One of the strengths of this study is that the analysed period covers a full year, including the four seasons, with different levels of lockdown restrictions. The methodology could be extrapolated to other geographic areas since differences in lockdown restriction levels and climatic conditions are considered. This research was conducted on academic buildings but the methodology could also be extended to other tertiary-sector buildings such as offices and hotels.

The results might be useful to minimize energy consumption in vacant tertiary-sector buildings and forecast demand in case of future pandemic situations. However, this retrospective analysis also allows the identification of potential energy saving opportunities when buildings operate normally.
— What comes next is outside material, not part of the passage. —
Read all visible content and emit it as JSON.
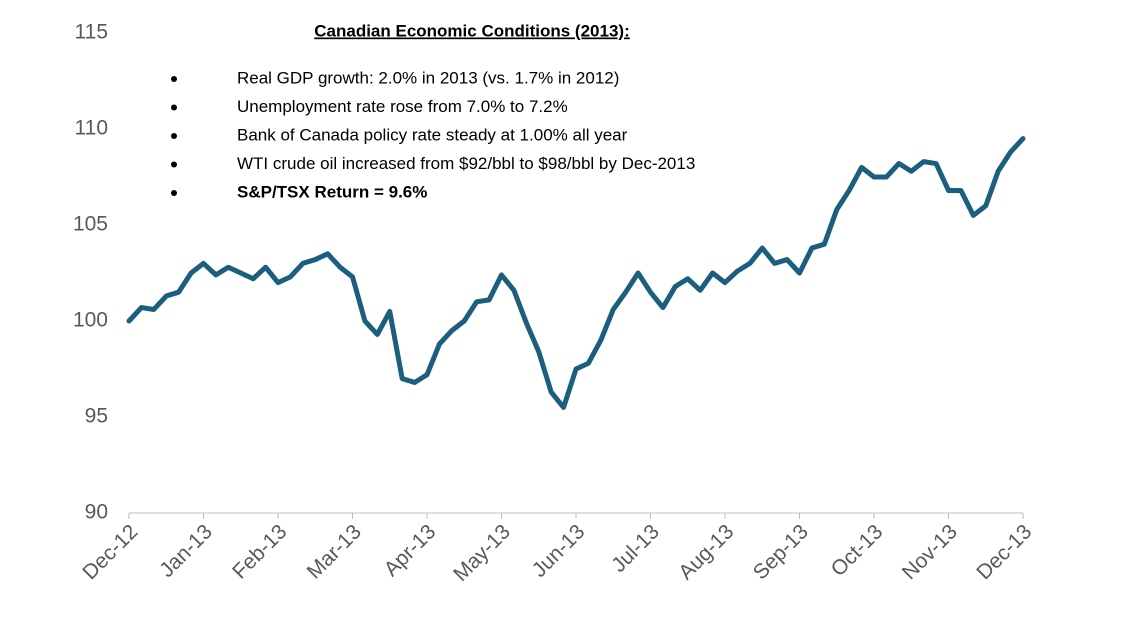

Further research is needed to assess the energy consumed as a consequence of increased digitalisation. This acquires even more importance as the transition towards telework and telelearning has been clearly boosted by the COVID-19 pandemic but it is also a trend that many expect to last.

More in-depth analysis and understanding is required to estimate the energy consumed to avoid future spread of infectious diseases in operating buildings as a consequence, for example, of stricter ventilation requirements. Increasing ventilation rates might increase heating and cooling loads, especially in extremely hot or cold seasons. If the existing buildings’ capacity is limited, temporary solutions might be adopted including space heaters and portable air filtration systems. In some cases, budget restrictions for system upgrades may make temporary solutions permanent.

On another level, and although teleworking has been widely perceived as a more sustainable mode of working or studying compared to the status quo of commuting to centralised buildings [27], the situation is far more complex when the scope is expanded to include home office energy use.

Declaration of competing interest

The authors declare that they have no known competing financial interests or personal relationships that could have appeared to influence the work reported in this paper.